Апсихе | страница 70



Ведь невероятно удивляет все, что связано с нескончаемой бессмысленностью и неполезностью человеческих открытий. Открытий или изобретений – как их ни назови. Те человеческие сомнения или поиски, вызывающие недоброе, необыкновенно мерзки своей ограниченностью. Как и то мгновение «исчезновения тела», когда что-нибудь поймешь. Та преходящесть удовольствия, та истощимость безумия.

Усредненная истина. Сложив в кучу, сосредоточив ядро лучших в истории умов и ядро самых ничтожных в истории глупостей и никчемностей, еще добавив ядро самых слабых – средних, задержавшихся, не определившихся – умов, мы могли бы получить такое целое, которое было бы похоже на усредненную истину. Или хотя бы на ее начало. Теперь нужен только сумасшедший лишайник, нужно направить его на то средоточие, чтобы уничтожил, смел с поверхности, из глубин и бездн.
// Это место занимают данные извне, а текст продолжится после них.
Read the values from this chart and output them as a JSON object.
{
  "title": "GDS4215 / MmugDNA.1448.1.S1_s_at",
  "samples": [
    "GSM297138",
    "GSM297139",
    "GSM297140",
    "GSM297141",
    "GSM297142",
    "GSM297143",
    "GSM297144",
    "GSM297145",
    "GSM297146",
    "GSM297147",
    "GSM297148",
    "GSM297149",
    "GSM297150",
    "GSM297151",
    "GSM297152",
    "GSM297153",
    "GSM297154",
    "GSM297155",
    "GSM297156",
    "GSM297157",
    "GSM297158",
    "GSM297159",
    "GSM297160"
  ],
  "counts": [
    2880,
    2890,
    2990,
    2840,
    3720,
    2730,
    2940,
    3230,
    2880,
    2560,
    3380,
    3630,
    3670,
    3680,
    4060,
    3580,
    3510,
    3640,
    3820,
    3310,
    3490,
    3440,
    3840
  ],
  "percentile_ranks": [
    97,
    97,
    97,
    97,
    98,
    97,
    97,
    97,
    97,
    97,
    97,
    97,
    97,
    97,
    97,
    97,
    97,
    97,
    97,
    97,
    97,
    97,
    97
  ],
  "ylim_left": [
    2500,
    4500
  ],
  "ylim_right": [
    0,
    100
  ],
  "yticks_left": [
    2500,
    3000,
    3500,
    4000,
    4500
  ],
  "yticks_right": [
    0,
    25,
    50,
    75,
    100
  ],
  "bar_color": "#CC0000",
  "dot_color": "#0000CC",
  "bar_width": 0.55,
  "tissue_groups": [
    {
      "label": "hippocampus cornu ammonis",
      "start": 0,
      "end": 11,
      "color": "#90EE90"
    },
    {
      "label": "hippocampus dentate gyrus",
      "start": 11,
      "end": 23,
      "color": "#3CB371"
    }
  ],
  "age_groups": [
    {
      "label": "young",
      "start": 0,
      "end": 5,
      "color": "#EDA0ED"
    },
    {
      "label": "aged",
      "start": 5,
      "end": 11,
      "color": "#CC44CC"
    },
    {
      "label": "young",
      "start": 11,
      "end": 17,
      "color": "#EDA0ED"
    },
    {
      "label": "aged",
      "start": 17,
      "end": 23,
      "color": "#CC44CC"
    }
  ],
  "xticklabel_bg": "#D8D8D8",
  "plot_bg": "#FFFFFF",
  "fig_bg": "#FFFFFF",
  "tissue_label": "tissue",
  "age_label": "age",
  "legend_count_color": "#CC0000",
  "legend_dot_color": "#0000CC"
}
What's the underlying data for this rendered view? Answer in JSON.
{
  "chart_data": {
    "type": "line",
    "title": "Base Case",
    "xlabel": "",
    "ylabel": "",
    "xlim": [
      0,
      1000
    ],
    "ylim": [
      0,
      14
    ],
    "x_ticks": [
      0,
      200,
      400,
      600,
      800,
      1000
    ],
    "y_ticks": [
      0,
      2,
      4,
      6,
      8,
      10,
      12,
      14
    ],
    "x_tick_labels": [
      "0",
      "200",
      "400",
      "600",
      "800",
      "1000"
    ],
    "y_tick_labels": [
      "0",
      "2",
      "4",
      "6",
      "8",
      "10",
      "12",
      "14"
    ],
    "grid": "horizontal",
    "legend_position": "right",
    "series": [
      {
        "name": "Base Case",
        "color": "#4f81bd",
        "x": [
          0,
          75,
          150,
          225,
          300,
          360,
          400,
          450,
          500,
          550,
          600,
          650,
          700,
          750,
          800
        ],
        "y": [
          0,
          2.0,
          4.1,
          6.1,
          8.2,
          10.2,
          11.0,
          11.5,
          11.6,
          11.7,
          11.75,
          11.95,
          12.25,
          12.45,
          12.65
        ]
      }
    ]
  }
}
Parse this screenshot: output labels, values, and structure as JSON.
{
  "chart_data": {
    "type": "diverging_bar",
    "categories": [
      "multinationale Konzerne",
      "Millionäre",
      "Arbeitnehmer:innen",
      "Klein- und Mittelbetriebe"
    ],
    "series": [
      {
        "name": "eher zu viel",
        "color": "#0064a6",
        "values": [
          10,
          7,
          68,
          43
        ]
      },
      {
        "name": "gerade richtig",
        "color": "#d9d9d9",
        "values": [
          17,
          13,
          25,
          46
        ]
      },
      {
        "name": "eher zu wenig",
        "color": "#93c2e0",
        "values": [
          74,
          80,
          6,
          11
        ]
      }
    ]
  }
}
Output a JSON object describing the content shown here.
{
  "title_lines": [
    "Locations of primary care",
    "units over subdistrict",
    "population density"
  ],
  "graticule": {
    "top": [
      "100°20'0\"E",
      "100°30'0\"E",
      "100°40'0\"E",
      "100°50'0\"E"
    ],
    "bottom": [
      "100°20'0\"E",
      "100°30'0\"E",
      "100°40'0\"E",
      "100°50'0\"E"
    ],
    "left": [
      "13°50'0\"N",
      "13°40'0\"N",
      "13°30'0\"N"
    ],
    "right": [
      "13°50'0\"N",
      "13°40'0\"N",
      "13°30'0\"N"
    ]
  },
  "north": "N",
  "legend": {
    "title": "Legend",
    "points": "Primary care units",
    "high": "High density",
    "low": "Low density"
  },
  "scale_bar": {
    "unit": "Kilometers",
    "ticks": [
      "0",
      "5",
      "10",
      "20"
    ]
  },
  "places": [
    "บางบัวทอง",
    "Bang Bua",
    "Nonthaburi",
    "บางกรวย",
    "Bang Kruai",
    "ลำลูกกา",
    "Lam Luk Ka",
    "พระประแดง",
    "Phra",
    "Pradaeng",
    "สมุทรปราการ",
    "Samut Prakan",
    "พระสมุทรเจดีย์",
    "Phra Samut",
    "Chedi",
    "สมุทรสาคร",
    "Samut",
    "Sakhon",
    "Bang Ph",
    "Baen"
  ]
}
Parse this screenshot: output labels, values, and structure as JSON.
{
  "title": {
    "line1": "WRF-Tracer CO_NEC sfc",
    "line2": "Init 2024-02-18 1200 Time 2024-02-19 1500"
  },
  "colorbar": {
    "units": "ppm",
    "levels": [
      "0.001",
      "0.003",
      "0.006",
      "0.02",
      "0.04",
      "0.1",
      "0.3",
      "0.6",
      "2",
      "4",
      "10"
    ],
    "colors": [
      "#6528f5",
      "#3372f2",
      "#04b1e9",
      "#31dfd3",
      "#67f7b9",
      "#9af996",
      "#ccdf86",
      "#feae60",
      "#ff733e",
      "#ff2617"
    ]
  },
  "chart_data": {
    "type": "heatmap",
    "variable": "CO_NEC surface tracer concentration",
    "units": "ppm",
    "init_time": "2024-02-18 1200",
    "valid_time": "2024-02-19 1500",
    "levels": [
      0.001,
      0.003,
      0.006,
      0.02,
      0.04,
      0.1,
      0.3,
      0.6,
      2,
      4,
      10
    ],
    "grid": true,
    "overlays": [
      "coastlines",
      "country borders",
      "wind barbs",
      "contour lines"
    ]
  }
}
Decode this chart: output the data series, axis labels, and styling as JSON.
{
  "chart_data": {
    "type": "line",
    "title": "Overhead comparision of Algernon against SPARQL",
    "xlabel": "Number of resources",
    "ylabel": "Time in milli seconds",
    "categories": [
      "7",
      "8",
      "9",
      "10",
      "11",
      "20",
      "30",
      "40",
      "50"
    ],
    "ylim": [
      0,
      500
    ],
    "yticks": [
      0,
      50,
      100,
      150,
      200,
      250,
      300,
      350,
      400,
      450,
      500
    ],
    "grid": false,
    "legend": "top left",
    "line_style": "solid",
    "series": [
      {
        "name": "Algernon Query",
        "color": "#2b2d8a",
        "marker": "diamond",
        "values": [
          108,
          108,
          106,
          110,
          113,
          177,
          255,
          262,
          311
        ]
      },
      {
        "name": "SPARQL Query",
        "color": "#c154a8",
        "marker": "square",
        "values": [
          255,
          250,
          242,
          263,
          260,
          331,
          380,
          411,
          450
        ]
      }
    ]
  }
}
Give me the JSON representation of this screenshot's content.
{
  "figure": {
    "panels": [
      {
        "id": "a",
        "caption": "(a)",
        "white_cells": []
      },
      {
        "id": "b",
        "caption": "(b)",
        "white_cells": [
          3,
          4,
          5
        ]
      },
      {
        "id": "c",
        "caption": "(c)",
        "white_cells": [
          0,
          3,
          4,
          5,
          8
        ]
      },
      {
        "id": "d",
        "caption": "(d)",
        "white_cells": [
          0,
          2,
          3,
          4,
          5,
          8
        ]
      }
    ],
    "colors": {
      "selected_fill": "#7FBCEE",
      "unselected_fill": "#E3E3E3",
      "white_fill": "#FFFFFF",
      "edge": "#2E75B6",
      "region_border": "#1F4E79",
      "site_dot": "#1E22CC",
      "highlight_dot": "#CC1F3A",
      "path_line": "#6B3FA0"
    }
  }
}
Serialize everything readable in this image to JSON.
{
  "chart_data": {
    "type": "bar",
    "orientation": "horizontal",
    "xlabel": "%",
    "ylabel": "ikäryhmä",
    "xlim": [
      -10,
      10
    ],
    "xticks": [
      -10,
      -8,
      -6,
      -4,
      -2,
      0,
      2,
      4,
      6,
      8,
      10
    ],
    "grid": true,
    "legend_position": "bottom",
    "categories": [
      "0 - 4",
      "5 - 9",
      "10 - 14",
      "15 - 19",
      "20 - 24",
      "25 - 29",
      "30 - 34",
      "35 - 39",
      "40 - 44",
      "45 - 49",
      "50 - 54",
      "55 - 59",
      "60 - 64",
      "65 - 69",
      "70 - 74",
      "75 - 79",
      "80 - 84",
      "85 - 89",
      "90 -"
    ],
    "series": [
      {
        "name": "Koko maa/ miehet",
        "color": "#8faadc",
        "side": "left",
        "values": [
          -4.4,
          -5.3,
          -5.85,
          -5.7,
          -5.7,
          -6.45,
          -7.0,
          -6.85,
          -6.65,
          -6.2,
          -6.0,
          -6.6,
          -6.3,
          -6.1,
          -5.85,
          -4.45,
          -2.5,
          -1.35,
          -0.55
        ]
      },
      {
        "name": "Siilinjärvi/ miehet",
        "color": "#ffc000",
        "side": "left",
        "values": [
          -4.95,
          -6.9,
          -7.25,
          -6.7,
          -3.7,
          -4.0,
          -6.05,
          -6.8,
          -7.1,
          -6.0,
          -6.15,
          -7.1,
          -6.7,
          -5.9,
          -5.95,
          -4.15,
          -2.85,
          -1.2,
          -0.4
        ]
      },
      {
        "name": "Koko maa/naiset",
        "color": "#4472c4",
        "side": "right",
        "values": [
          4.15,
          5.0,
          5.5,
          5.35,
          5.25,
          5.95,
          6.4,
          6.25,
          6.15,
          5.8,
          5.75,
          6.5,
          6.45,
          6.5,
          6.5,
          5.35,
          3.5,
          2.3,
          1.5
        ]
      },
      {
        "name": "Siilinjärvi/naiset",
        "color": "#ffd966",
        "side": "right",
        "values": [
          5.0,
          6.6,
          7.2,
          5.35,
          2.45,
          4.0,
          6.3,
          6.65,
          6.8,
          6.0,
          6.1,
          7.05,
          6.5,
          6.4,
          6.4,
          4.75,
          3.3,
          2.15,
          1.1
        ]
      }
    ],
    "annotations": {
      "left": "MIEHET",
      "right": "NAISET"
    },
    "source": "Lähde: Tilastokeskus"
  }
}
О самом мышлении размышляли гении, ведь эти смешные гении с зубами и яйцами, увешанными крюками и шурупами, упорно вели к тому, что у нас есть сейчас: раздражающая жажда властвовать. Пища, которой вокруг еще нет. Потому что нет тех, кто мог бы ее есть. Более напряженные или более свободные, более необычные и с младенчески розовощекими мыслями, они вели толпу сорванным, скрежещущим голосом. Вели прямо и одержимо в противоположную сторону, нежели звали их краснощекие, разгоряченные идеями физиономии. Не к истине. Так уж получается, что тот, кто вещает, не существует ни в каких формах точно так же сильно, как и существует. Забыл признаться, что не родился.

Передать абсурд – страшная задача. Чистая задача. То же самое, что и, скажем, объяснить отекшим соком березам, что если положить в крону по портфелю, березки станут более смышлеными.

В то время, когда Апсихе разбила плиты своей укаменелости, в городе стояло лето. Все было в жаркой пыли, а вдалеке контуры холмистого города выглядели немного размытыми. Крыши невысоких домов словно вторили друг другу и двоились, складываясь в успокаивающую глаз монотонность. Вдоль перил самого большого и самого широкого в городе моста блестело несколько сотен голых спин рыбаков. А в небе, казалось, слепило несколько сотен солнц. То тут то там в панораме города торчали святилища. И только зелень редких деревьев была чиста и свежа. Повсюду в подворотнях валялись мертвецки спящие овчарки и кошки. Улицы в тот день были будто выметены, а изредка попадавшиеся прохожие передвигались как-то по-особому, экономя энергию, словно боялись, что при резком движении могут рассыпаться от жары.